Por Públio José, jornalista
Um pacote de
comerciais de televisão de um site de venda de produtos usados, utilizando
vários bordões de cunho popularesco e agressivo, vem conquistando a atenção de
telespectadores de todo o Brasil. O conteúdo produzido pela agência de
propaganda que criou a série de filmetes já gerou, pelo inusitado, até uma
interessante matéria analítica nas páginas da revista Veja. Realmente não é
fácil criar uma série de comerciais de televisão de viés jocoso, debochado,
agressivo – até ofensivo, como vem sendo empregado na propaganda em referência.
Até porque o tom insultuoso é direcionado ao consumidor, ao cliente em
potencial do site, ou seja, pessoas que têm um objeto usado qualquer, passível
de venda, ainda indecisas em se desfazer do tal objeto. Um ator, escondido do
pescoço para baixo, falando um texto curto, porém agressivo, dá voz à
mercadoria em efeito produzido em perfeita sincronização.
Para modificar a constrangedora situação, o ator/objeto/usado é expelido
de cena, tendo antes cumprido o seu papel: despertar no proprietário do objeto
usado o desejo de se desvencilhar dele o mais rápido possível – para tanto se
valendo, é claro, dos préstimos do anunciante. São vários os comerciais já
produzidos, cada um deles apresentando um texto diferente. O que tem feito o
Brasil se esbaldar é o que mostra o ator/objeto/usado chamando uma aturdida
senhora de “ordinária” e “inocente”. Diz ele, lá pras tantas: “ordinária, sabe
de nada, inocente!” No Brasil inteiro não se fala de outra coisa. De norte a
sul, de leste a oeste, do Oiapoque ao Chuí, tal fraseado é repetido à exaustão
nos mais diferentes ambientes, nas ocasiões mais diversas e por pessoas de
nível social de A a Z. Por quê? O que motiva o Brasil inteiro a celebrar um
conteúdo depreciativo, quando o normal seria censurá-lo e enviá-lo pras
cucuias?
Será pela simples irreverência da situação? Ou o brasileiro pratica uma
certa cafajestice inerente ao seu caráter? Teríamos, por aí, o tal “espírito
macunaímico”, de que falam os estudiosos? O “inocente”, por seu turno,
significaria indolência, omissão, alheamento? Macunaíma, célebre personagem de
Mário de Andrade, caracterizado como um “herói sem nenhum caráter” retrataria
também a índole “inocente” (omissa) como elemento da falta de caráter do povo
brasileiro? Afinal, a inocência em referência é falta de caráter? Independente
dessas análises de cunho sociológico, o fato é que o caráter dos comerciais tem
tudo a ver com o espírito debochado, cínico, desavergonhado de Macunaíma.
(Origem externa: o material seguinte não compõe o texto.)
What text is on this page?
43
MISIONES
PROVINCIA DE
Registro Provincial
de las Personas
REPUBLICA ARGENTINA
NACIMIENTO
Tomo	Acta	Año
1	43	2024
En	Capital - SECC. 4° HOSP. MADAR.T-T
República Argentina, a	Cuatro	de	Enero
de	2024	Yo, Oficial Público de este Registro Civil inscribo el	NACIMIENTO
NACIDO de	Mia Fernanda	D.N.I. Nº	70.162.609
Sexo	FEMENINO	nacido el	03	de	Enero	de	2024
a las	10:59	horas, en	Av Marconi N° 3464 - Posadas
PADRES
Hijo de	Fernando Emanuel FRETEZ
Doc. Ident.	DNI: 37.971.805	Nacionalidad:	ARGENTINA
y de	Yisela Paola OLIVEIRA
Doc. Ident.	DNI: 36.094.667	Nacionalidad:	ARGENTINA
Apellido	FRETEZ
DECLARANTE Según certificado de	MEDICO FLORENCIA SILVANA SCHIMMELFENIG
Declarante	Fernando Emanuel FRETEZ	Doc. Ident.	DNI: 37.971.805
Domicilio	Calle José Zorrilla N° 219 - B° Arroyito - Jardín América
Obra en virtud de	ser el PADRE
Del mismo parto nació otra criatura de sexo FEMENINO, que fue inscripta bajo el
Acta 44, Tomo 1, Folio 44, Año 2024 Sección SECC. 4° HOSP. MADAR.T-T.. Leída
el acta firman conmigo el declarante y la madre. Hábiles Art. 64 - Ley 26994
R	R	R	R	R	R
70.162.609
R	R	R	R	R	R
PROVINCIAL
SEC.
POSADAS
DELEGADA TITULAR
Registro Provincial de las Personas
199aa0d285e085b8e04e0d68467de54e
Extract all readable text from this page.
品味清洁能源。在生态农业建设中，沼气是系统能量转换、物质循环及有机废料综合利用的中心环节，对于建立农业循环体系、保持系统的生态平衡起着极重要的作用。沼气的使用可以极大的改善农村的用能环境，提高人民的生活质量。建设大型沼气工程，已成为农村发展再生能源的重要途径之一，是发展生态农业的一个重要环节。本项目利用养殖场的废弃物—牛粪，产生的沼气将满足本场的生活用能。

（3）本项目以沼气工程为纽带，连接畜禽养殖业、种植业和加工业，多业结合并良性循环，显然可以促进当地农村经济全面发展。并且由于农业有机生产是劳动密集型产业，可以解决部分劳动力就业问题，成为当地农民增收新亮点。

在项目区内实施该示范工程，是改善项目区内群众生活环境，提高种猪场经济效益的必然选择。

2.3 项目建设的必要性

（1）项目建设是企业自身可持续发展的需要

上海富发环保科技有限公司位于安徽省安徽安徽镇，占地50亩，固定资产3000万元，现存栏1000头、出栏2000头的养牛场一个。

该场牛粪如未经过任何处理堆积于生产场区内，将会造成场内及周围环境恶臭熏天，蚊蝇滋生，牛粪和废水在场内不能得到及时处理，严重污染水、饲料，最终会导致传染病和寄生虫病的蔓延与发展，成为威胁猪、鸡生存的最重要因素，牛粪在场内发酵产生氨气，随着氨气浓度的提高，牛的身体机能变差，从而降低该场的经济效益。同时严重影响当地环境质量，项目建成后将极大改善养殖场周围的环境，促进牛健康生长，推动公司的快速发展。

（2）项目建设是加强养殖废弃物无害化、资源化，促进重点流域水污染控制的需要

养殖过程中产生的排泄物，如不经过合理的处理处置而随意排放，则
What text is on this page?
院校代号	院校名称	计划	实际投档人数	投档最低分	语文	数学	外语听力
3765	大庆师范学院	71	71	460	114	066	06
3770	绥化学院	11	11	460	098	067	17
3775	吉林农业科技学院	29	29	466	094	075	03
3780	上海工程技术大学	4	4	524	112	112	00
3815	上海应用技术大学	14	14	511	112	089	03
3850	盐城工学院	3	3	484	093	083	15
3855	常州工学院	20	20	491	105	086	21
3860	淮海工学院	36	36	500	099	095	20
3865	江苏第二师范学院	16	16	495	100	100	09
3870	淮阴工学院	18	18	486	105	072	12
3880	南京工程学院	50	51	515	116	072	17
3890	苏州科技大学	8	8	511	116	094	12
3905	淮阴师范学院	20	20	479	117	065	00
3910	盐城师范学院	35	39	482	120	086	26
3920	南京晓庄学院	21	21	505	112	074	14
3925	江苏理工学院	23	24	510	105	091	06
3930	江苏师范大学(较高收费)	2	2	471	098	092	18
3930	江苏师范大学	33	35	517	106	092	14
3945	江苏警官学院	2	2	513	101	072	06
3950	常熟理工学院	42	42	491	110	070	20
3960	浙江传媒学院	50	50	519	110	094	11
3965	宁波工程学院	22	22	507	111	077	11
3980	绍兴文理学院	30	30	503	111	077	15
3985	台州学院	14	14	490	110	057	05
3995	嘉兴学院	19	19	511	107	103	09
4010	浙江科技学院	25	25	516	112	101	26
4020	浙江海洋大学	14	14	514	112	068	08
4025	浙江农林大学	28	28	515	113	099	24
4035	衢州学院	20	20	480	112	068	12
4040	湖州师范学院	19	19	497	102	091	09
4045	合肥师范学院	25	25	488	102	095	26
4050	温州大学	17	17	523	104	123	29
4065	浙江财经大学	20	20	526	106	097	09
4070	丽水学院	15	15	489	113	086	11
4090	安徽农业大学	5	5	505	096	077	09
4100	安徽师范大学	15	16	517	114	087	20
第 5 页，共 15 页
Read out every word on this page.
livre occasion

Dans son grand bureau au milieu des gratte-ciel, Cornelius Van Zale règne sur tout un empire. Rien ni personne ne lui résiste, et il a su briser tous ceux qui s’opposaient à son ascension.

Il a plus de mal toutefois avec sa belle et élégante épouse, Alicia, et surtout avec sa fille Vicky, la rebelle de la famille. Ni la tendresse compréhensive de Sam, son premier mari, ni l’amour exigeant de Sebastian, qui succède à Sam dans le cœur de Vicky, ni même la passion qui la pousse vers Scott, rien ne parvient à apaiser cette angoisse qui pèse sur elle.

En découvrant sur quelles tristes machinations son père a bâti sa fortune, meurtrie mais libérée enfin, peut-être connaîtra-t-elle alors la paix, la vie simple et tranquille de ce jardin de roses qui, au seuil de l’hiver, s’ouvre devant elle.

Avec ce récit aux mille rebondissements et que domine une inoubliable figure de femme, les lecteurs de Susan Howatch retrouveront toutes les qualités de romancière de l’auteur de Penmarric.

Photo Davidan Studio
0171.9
Valendo-se, então, do paralelismo entre a celebração ao comercial e outras
questões nacionais, pode-se inferir perfeitamente o motivo pelo qual o
brasileiro adota certos comportamentos.
Exemplos? Votar em macacos, rinocerontes, hipopótamos... E, por extensão,
em Malufs, Sarneys, Tiriricas – e assemelhados. Alguém pode achar tal
raciocínio exagerado, desproposital. Nelson Rodrigues não fez por menos ao retratar
a sociedade brasileira na peça cujo título diz tudo: “Bonitinha, mas
ordinária”. Ora, em um país cujos valores e princípios são espezinhados e
amarfanhados a tal ponto que ninguém enxerga neles início e fim; em um país
cujas principais lideranças políticas se enredam cada vez mais em atos de
corrupção e outras práticas condenáveis; em um país cuja onda de violência vem
atingindo níveis maiores do que em países em guerra civil; em um país cujas
promessas de governo nunca devem ser levadas a sério; em um país... Ufa! Em um
país assim, é natural soar engraçado o conteúdo que agride, que insulta. Mas,
acalmemo-nos todos, ordinários e inocentes (ou não)! A Copa vem aí!